Still I'm going to go home and play WiiU. Although I am upset at Nintendo for messing up the WiiU so badly. Basically a generation with no new Zelda. >:( It doesn't count when it's getting released for the NX at the same time.

I don't want to buy a new console.

>> not really. Even ignoring that decent at this point should be minimum 1080p60. A great many games don't even try for that, and they still experience stutter.

I don't agree about that. Yes 1080p60 is always better, but if a game runs at stable 720p30 I will enjoy it just as much. My experience with PS3 and PS4 games are that with rare exceptions, they all at least provide an acceptable baseline that does not ruin the experience.

The problems I experience with some PC games are of a completely different kind, it's not that I think they should be prettier or run at higher framerates, but that they have glaring technical problems that completely ruin the experience. My last example would be Darksiders 2, a relatively old game that has visuals and game mechanics that don't warrant high system requirements at all, yet even though my PC is far above the recommended specs, has framerate spikes or (with VSync off) screen tearing that gives me headaches basically makes it impossible to play. This game also has a PS4 remake that (arguably) performs below what the hardware should be ablt to pull off (it runs at 30fps instead of 60fps), but at least it's consistent.
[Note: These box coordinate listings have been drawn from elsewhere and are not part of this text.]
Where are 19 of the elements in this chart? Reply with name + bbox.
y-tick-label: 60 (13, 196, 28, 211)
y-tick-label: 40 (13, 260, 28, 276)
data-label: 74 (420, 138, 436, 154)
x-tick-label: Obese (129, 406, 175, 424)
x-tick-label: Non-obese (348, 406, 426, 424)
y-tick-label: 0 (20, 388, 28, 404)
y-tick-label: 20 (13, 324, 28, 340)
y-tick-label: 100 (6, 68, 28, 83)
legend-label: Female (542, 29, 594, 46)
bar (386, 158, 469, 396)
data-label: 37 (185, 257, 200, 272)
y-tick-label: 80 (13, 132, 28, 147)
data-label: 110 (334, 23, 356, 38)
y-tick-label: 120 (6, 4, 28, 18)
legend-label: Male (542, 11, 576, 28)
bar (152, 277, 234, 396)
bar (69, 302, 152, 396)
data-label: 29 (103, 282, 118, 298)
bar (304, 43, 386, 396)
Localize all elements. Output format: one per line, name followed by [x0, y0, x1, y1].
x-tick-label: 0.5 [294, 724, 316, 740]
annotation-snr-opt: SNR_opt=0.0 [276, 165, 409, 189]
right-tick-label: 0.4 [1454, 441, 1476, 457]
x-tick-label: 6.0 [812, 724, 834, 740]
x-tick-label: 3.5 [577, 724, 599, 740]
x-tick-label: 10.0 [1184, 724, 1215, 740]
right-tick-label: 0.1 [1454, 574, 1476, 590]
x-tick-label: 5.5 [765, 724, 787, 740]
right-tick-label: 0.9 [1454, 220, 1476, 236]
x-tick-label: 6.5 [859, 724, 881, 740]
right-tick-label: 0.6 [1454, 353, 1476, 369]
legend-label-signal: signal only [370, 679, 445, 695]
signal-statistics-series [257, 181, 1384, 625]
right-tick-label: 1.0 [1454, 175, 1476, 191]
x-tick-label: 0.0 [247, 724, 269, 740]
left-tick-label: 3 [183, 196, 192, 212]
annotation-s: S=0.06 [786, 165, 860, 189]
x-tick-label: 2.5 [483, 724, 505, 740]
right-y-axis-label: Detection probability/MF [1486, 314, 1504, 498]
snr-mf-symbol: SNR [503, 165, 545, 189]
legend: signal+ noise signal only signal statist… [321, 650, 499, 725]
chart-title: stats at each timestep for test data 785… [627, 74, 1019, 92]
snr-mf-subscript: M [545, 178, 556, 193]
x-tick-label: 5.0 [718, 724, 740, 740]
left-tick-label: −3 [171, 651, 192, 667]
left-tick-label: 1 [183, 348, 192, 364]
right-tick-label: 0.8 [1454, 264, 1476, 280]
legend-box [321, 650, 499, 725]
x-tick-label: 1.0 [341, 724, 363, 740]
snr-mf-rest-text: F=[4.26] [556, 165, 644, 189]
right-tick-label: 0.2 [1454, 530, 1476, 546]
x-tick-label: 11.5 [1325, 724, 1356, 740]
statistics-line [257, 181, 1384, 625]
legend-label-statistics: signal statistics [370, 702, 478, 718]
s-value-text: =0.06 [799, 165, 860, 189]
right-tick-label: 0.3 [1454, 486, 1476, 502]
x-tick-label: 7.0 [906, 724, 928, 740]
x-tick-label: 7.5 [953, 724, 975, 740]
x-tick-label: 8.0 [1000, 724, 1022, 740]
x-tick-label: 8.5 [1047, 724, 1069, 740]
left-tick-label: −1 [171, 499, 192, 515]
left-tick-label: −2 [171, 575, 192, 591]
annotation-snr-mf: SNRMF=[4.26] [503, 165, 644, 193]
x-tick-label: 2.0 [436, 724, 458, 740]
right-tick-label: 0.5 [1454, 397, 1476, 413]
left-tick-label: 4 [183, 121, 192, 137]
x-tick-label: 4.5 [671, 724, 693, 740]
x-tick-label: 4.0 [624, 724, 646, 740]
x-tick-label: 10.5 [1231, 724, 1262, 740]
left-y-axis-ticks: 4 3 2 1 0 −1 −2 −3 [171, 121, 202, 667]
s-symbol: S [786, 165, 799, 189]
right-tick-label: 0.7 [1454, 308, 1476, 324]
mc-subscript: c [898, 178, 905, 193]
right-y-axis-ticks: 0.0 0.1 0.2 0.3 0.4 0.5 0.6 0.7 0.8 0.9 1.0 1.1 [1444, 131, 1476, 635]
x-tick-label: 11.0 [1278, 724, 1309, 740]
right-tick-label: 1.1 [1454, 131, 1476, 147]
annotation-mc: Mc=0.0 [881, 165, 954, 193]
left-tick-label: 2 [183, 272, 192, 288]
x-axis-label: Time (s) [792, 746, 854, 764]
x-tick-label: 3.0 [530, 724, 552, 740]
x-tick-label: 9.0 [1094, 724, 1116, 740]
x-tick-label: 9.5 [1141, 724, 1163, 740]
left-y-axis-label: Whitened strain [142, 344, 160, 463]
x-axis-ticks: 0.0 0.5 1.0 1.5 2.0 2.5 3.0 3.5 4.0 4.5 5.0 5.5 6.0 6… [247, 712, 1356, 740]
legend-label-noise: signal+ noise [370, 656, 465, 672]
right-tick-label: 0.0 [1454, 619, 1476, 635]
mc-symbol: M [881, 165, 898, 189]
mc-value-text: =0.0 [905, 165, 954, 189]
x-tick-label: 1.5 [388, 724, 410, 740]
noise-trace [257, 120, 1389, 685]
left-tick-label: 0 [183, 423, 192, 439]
Usually you can tweak your way around problems like this, but that's the whole point of a console: not having to do these things...

I mostly side with your thinking, yet the model the author describes does seem a lot more congruous with how we buy cell phones and tablets, and I've been impressed by how game makers have handled that fragmentation. If game makers can target 4-5 year old systems but offer bonuses (faster framerates, 4K compatibility, etc) to new systems, I can see a more phone-like release schedule working for consumers and content creators.
A cell phone is much easier to upgrade on a shorter timeframe. Partially because it's such a bigger part of the average user's life than a console, but mostly because carriers with phone subsidies build in a refresh cycle and set the pace. If anything, the phone lifespan should probably be getting longer as the computational and functional advances from phone revision to revision have slowed down so much.

I probably wouldn't mind such thinking about consoles if, and only if, the manufactures used the cert processes to really held the developers feet to the fire and prevent the version targeting older revisions from slipping in quality on non-graphical aspects. And not letting them just drop the support for an old version like a phone developer because "Oh my god, the APIs aren't identical, and you even want me to test on multiple pieces of hardware WHATEVER WILL I DO!?"